Otis, quelques soldats et serviteurs, ainsi quelques artisans conseillers de son père le Roi avaient tenu à l'accompagner dans ce voyage. Les mêmes qui avaient pourtant passé des jours à tenter de le dissuader de faire cette expédition formatrice, et à le pousser à monter sur le trône immédiatement. Mais son choix était arrêté, d'autant qu'il rêvait de relater plus tard ses aventures extraordinaires aux plus jeunes, ainsi que l'avait fait pour lui le Grand Sénéchal.

La goélette était maintenant invisible, et le soleil descendait vers l'horizon. Émergeant des ses pensées, Isram vit que ses hommes avaient déjà monté un campement et préparaient un repas, sans doute pour s'occuper en attendant le retour du navire.

Isram Le Naïf | 06/04/24 10:19

Cela faisait maintenant quelques lunes que le bateau les avait déposés, lui et ses hommes sur cette grève déserte. Et n'avait pas reparu à l'horizon. Une avarie, un Craque-haine peut-être ?

Les quelques indigènes croisés avaient indiqué que ce continent se nommait Marmidhil, et que d'autres étrangers venaient de s'y installer à divers endroits.
Il était temps pour Isram de prendre en main l'organisation du campement, de construire un pigeonnier et de s'abreuver des connaissances accessibles dans la mémoire de ses compagnons, les sagas anciennes, les légendes intemporelles et les récits d'illustres explorateurs.

Isolé tout d'abord, ses pigeons restants sans réponses, ou réponses tardives et laconiques, il doutait. Ce continent était-il réellement habité, les autres seigneurs étaient-ils xénophobes au point de l'ignorer, y avait-il un complot pour égarer ses explorateurs et les forcer à revenir bredouilles ?

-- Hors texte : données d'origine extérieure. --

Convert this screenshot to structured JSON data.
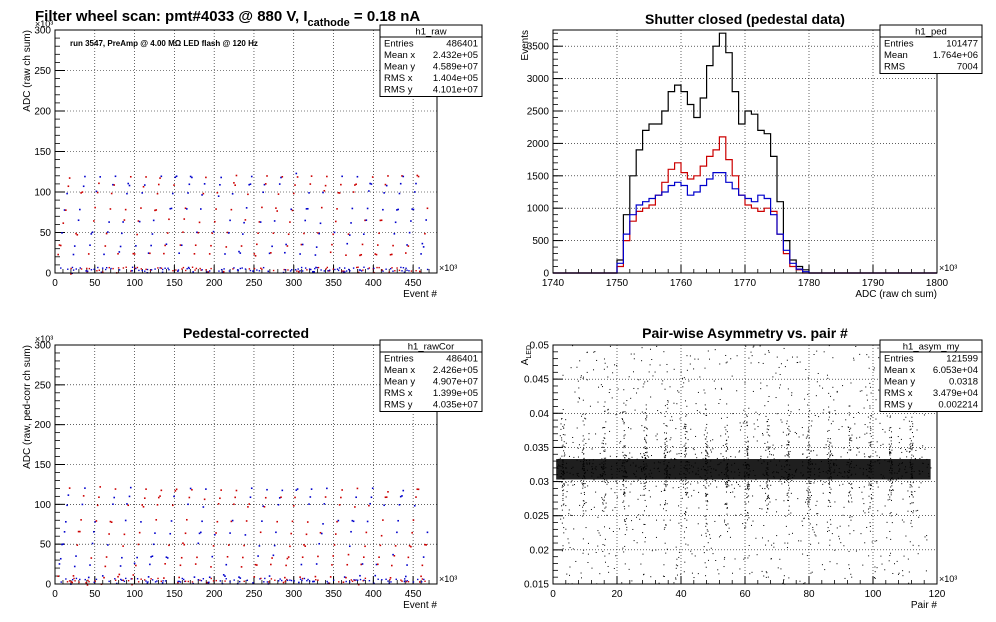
{
  "chart_data": [
    {
      "type": "scatter",
      "title_main": "Filter wheel scan: pmt#4033 @   880 V, I",
      "title_sub": "cathode",
      "title_tail": " = 0.18 nA",
      "annotation": "run 3547, PreAmp @ 4.00 MΩ  LED flash @  120 Hz",
      "xlabel": "Event #",
      "ylabel": "ADC (raw ch sum)",
      "x_exponent": "×10³",
      "y_exponent": "×10³",
      "xlim": [
        0,
        480
      ],
      "ylim": [
        0,
        300
      ],
      "xticks": [
        "0",
        "50",
        "100",
        "150",
        "200",
        "250",
        "300",
        "350",
        "400",
        "450"
      ],
      "yticks": [
        "0",
        "50",
        "100",
        "150",
        "200",
        "250",
        "300"
      ],
      "grid": true,
      "levels": [
        2,
        25,
        35,
        50,
        65,
        80,
        100,
        110,
        120
      ],
      "period": 19,
      "stats": {
        "name": "h1_raw",
        "rows": [
          [
            "Entries",
            "486401"
          ],
          [
            "Mean x",
            "2.432e+05"
          ],
          [
            "Mean y",
            "4.589e+07"
          ],
          [
            "RMS x",
            "1.404e+05"
          ],
          [
            "RMS y",
            "4.101e+07"
          ]
        ]
      }
    },
    {
      "type": "line",
      "title": "Shutter closed (pedestal data)",
      "xlabel": "ADC (raw ch sum)",
      "ylabel": "Events",
      "x_exponent": "×10³",
      "xlim": [
        1740,
        1800
      ],
      "ylim": [
        0,
        3750
      ],
      "xticks": [
        "1740",
        "1750",
        "1760",
        "1770",
        "1780",
        "1790",
        "1800"
      ],
      "yticks": [
        "0",
        "500",
        "1000",
        "1500",
        "2000",
        "2500",
        "3000",
        "3500"
      ],
      "grid": true,
      "series": [
        {
          "color": "#000000",
          "points": [
            [
              1749,
              0
            ],
            [
              1750,
              200
            ],
            [
              1751,
              900
            ],
            [
              1752,
              1500
            ],
            [
              1753,
              1900
            ],
            [
              1754,
              2200
            ],
            [
              1755,
              2300
            ],
            [
              1756,
              2300
            ],
            [
              1757,
              2500
            ],
            [
              1758,
              2800
            ],
            [
              1759,
              2900
            ],
            [
              1760,
              2800
            ],
            [
              1761,
              2600
            ],
            [
              1762,
              2400
            ],
            [
              1763,
              2700
            ],
            [
              1764,
              3200
            ],
            [
              1765,
              3500
            ],
            [
              1766,
              3700
            ],
            [
              1767,
              3400
            ],
            [
              1768,
              2800
            ],
            [
              1769,
              2300
            ],
            [
              1770,
              2500
            ],
            [
              1771,
              2450
            ],
            [
              1772,
              2200
            ],
            [
              1773,
              2150
            ],
            [
              1774,
              1800
            ],
            [
              1775,
              1100
            ],
            [
              1776,
              500
            ],
            [
              1777,
              200
            ],
            [
              1778,
              100
            ],
            [
              1779,
              50
            ],
            [
              1780,
              0
            ]
          ]
        },
        {
          "color": "#cc0000",
          "points": [
            [
              1749,
              0
            ],
            [
              1750,
              100
            ],
            [
              1751,
              500
            ],
            [
              1752,
              800
            ],
            [
              1753,
              950
            ],
            [
              1754,
              1000
            ],
            [
              1755,
              1050
            ],
            [
              1756,
              1200
            ],
            [
              1757,
              1400
            ],
            [
              1758,
              1600
            ],
            [
              1759,
              1700
            ],
            [
              1760,
              1550
            ],
            [
              1761,
              1450
            ],
            [
              1762,
              1500
            ],
            [
              1763,
              1650
            ],
            [
              1764,
              1800
            ],
            [
              1765,
              1900
            ],
            [
              1766,
              2100
            ],
            [
              1767,
              1750
            ],
            [
              1768,
              1500
            ],
            [
              1769,
              1200
            ],
            [
              1770,
              1050
            ],
            [
              1771,
              1000
            ],
            [
              1772,
              950
            ],
            [
              1773,
              1000
            ],
            [
              1774,
              950
            ],
            [
              1775,
              600
            ],
            [
              1776,
              300
            ],
            [
              1777,
              100
            ],
            [
              1778,
              50
            ],
            [
              1779,
              0
            ]
          ]
        },
        {
          "color": "#0000cc",
          "points": [
            [
              1749,
              0
            ],
            [
              1750,
              150
            ],
            [
              1751,
              600
            ],
            [
              1752,
              900
            ],
            [
              1753,
              1050
            ],
            [
              1754,
              1100
            ],
            [
              1755,
              1150
            ],
            [
              1756,
              1200
            ],
            [
              1757,
              1250
            ],
            [
              1758,
              1350
            ],
            [
              1759,
              1400
            ],
            [
              1760,
              1350
            ],
            [
              1761,
              1200
            ],
            [
              1762,
              1250
            ],
            [
              1763,
              1350
            ],
            [
              1764,
              1450
            ],
            [
              1765,
              1550
            ],
            [
              1766,
              1550
            ],
            [
              1767,
              1400
            ],
            [
              1768,
              1300
            ],
            [
              1769,
              1200
            ],
            [
              1770,
              1150
            ],
            [
              1771,
              1100
            ],
            [
              1772,
              1200
            ],
            [
              1773,
              1150
            ],
            [
              1774,
              900
            ],
            [
              1775,
              600
            ],
            [
              1776,
              350
            ],
            [
              1777,
              150
            ],
            [
              1778,
              60
            ],
            [
              1779,
              20
            ],
            [
              1780,
              0
            ]
          ]
        }
      ],
      "stats": {
        "name": "h1_ped",
        "rows": [
          [
            "Entries",
            "101477"
          ],
          [
            "Mean",
            "1.764e+06"
          ],
          [
            "RMS",
            "7004"
          ]
        ]
      }
    },
    {
      "type": "scatter",
      "title": "Pedestal-corrected",
      "xlabel": "Event #",
      "ylabel": "ADC (raw, ped-corr ch sum)",
      "x_exponent": "×10³",
      "y_exponent": "×10³",
      "xlim": [
        0,
        480
      ],
      "ylim": [
        0,
        300
      ],
      "xticks": [
        "0",
        "50",
        "100",
        "150",
        "200",
        "250",
        "300",
        "350",
        "400",
        "450"
      ],
      "yticks": [
        "0",
        "50",
        "100",
        "150",
        "200",
        "250",
        "300"
      ],
      "grid": true,
      "levels": [
        2,
        10,
        25,
        35,
        50,
        65,
        80,
        100,
        110,
        120
      ],
      "period": 19,
      "stats": {
        "name": "h1_rawCor",
        "rows": [
          [
            "Entries",
            "486401"
          ],
          [
            "Mean x",
            "2.426e+05"
          ],
          [
            "Mean y",
            "4.907e+07"
          ],
          [
            "RMS x",
            "1.399e+05"
          ],
          [
            "RMS y",
            "4.035e+07"
          ]
        ]
      }
    },
    {
      "type": "scatter",
      "title": "Pair-wise Asymmetry vs. pair #",
      "xlabel": "Pair #",
      "ylabel": "A",
      "ylabel_sub": "LED",
      "x_exponent": "×10³",
      "xlim": [
        0,
        120
      ],
      "ylim": [
        0.015,
        0.05
      ],
      "xticks": [
        "0",
        "20",
        "40",
        "60",
        "80",
        "100",
        "120"
      ],
      "yticks": [
        "0.015",
        "0.02",
        "0.025",
        "0.03",
        "0.035",
        "0.04",
        "0.045",
        "0.05"
      ],
      "grid": true,
      "band_center": 0.0318,
      "band_halfwidth": 0.0015,
      "spike_period": 6.4,
      "stats": {
        "name": "h1_asym_my",
        "rows": [
          [
            "Entries",
            "121599"
          ],
          [
            "Mean x",
            "6.053e+04"
          ],
          [
            "Mean y",
            "0.0318"
          ],
          [
            "RMS x",
            "3.479e+04"
          ],
          [
            "RMS y",
            "0.002214"
          ]
        ]
      }
    }
  ]
}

Bientôt cependant la rumeur de son arrivée se propagea sur tout le continent et plusieurs seigneurs saluèrent Isram le Naïf de leurs pigeons, quelques ambassadeurs en caravanes firent même la courtoisie d'une visite. Isram se rapprocha de ceux aux pigeons les plus rapides, et dont ses explorateurs avaient découvert les routes d'accès.

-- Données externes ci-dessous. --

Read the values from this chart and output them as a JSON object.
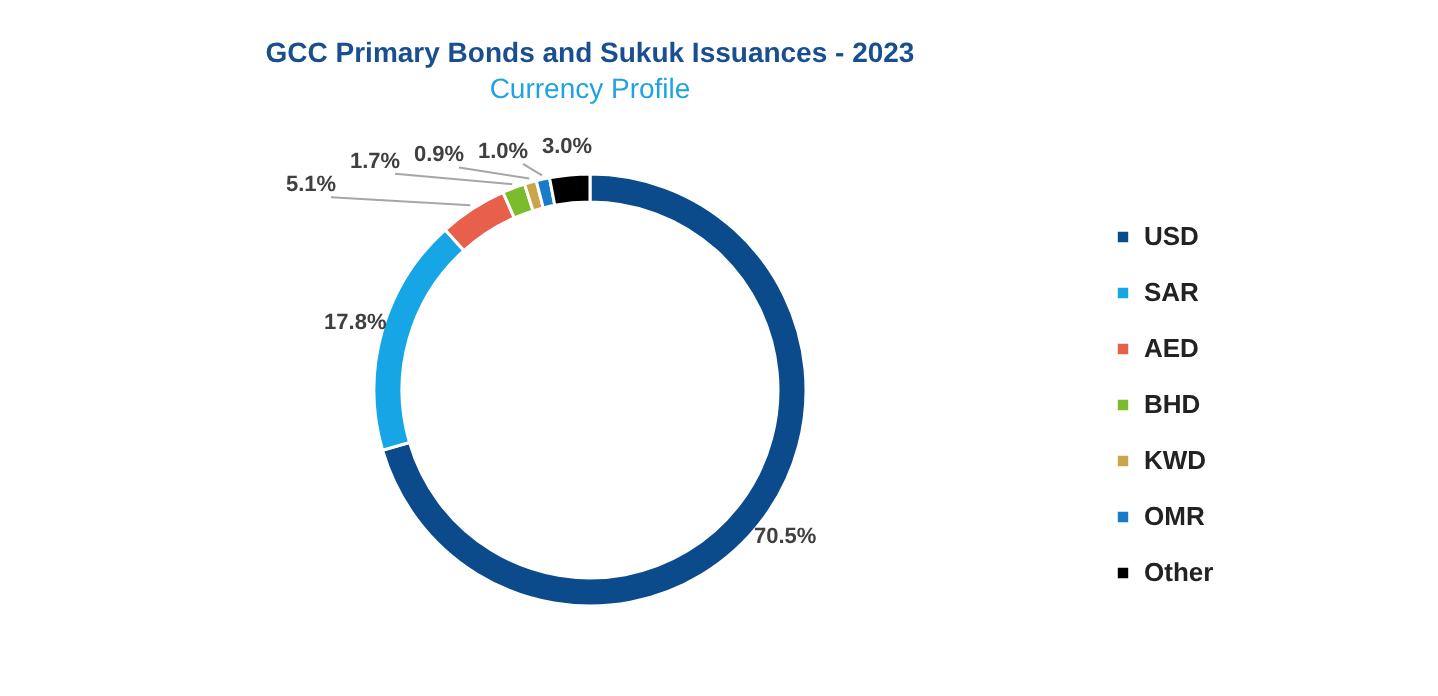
{
  "chart_data": {
    "type": "donut",
    "title": "GCC Primary Bonds and Sukuk Issuances - 2023",
    "subtitle": "Currency Profile",
    "categories": [
      "USD",
      "SAR",
      "AED",
      "BHD",
      "KWD",
      "OMR",
      "Other"
    ],
    "values": [
      70.5,
      17.8,
      5.1,
      1.7,
      0.9,
      1.0,
      3.0
    ],
    "colors": [
      "#0b4a8b",
      "#16a6e6",
      "#e8604c",
      "#7cbb2c",
      "#c9a64a",
      "#1a7cc8",
      "#000000"
    ],
    "value_labels": [
      "70.5%",
      "17.8%",
      "5.1%",
      "1.7%",
      "0.9%",
      "1.0%",
      "3.0%"
    ],
    "legend": "right"
  }
}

La guerre. Les attaques, les morts, le pillage. Tel était le monde qu'Isram découvrit. Son anxiété grandissait, redoutant d'être agressé par un inconnu, et pourtant il infligeait lui-même cette injustice à d'autres. C'est ainsi, lui avait-on expliqué, frappe avant d'être frappé, si tu veux survivre.
Engagé dans une alliance, apprenant beaucoup auprès de ses pairs bienveillants, surpris parfois de leur décisions, mais respectant leur expérience et craignant aussi de leur déplaire, il s'engagea pleinement dans cette folie sanguinaire. Il trahit même par omission, si l'on peut dire. Il dormait peu, et mal.

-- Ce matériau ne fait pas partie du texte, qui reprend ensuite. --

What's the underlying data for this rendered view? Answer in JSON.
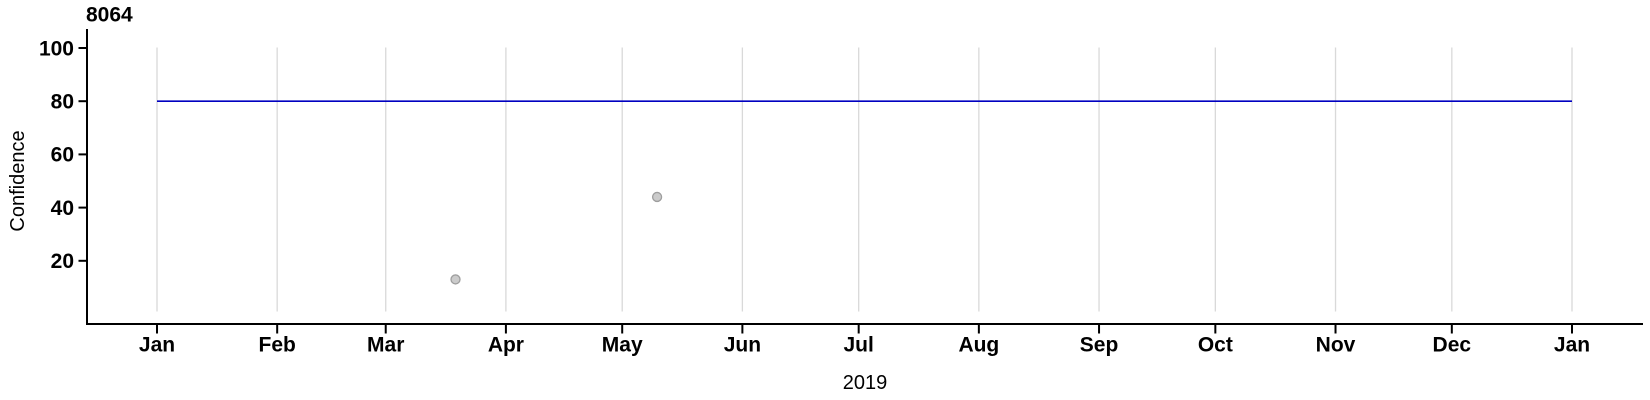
{
  "title": "8064",
  "chart_data": {
    "type": "scatter",
    "title": "8064",
    "xlabel": "2019",
    "ylabel": "Confidence",
    "x_axis": {
      "ticks": [
        {
          "label": "Jan",
          "date": "2019-01-01"
        },
        {
          "label": "Feb",
          "date": "2019-02-01"
        },
        {
          "label": "Mar",
          "date": "2019-03-01"
        },
        {
          "label": "Apr",
          "date": "2019-04-01"
        },
        {
          "label": "May",
          "date": "2019-05-01"
        },
        {
          "label": "Jun",
          "date": "2019-06-01"
        },
        {
          "label": "Jul",
          "date": "2019-07-01"
        },
        {
          "label": "Aug",
          "date": "2019-08-01"
        },
        {
          "label": "Sep",
          "date": "2019-09-01"
        },
        {
          "label": "Oct",
          "date": "2019-10-01"
        },
        {
          "label": "Nov",
          "date": "2019-11-01"
        },
        {
          "label": "Dec",
          "date": "2019-12-01"
        },
        {
          "label": "Jan",
          "date": "2020-01-01"
        }
      ],
      "range": [
        "2019-01-01",
        "2020-01-01"
      ],
      "grid": "vertical-gridlines-at-each-month"
    },
    "y_axis": {
      "ticks": [
        20,
        40,
        60,
        80,
        100
      ],
      "range": [
        0,
        100
      ],
      "grid": "none"
    },
    "points": [
      {
        "date": "2019-03-19",
        "value": 13
      },
      {
        "date": "2019-05-10",
        "value": 44
      }
    ],
    "reference_line": {
      "value": 80,
      "start": "2019-01-01",
      "end": "2020-01-01"
    },
    "legend": "none",
    "colors": {
      "reference_line": "#0000C0",
      "point_fill": "#CBCBCB",
      "point_stroke": "#9E9E9E",
      "gridline": "#D9D9D9",
      "axis": "#000000",
      "text": "#000000"
    }
  }
}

Combattre pour survivre, oui bien sûr. Mais frapper sans provocation, aux côtés de goules et de harpies, d'hommes-serpent et de corsaires avides ? Ses alliés étaient francs et précis sur le parchemin, amicaux et bienveillants même. Leurs armées impitoyables. Et les soldats d'Isram aussi.

Enfin se dessina la fin des combats, alors que les armées alliées, plus puissantes que jamais, avaient attaqué et vaincu chacun des autres seigneurs sur les terres de Marmidhil.
Le repos, la fin de l'inquiétude... Mais pas la paix de l'esprit : y avait-il eu une seule bataille où son alliance ne fut impliquée ? Sans son élan meurtrier, le monde aurait-il pu être moins sanglant ?

Une dernière réunion avec ses alliés, une conférence de paix et de partage. Isram ne réclamerait pas de terres sur Marmidhil, préférant partir et tenter de retrouver l'insouciance de son pays natal, par delà les mers, où malheureusement ne l'attendent plus ni son père ni sa mère. Sans doute recroisera-t-il des seigneurs d'ici évincés, dans de circonstances forcément différentes, et sans doute d'autres tourments suivront.
Aujourd'hui c'est la célébration de la victoire, et toutes les distractions seront les bienvenues pour assurer une nuit sans rêves ni cauchemars.

Isram le Naïf

Celimbrimbor | 07/04/24 10:27

Ah, les joies douteuses de la guerre. Que les vents vous soient favorables.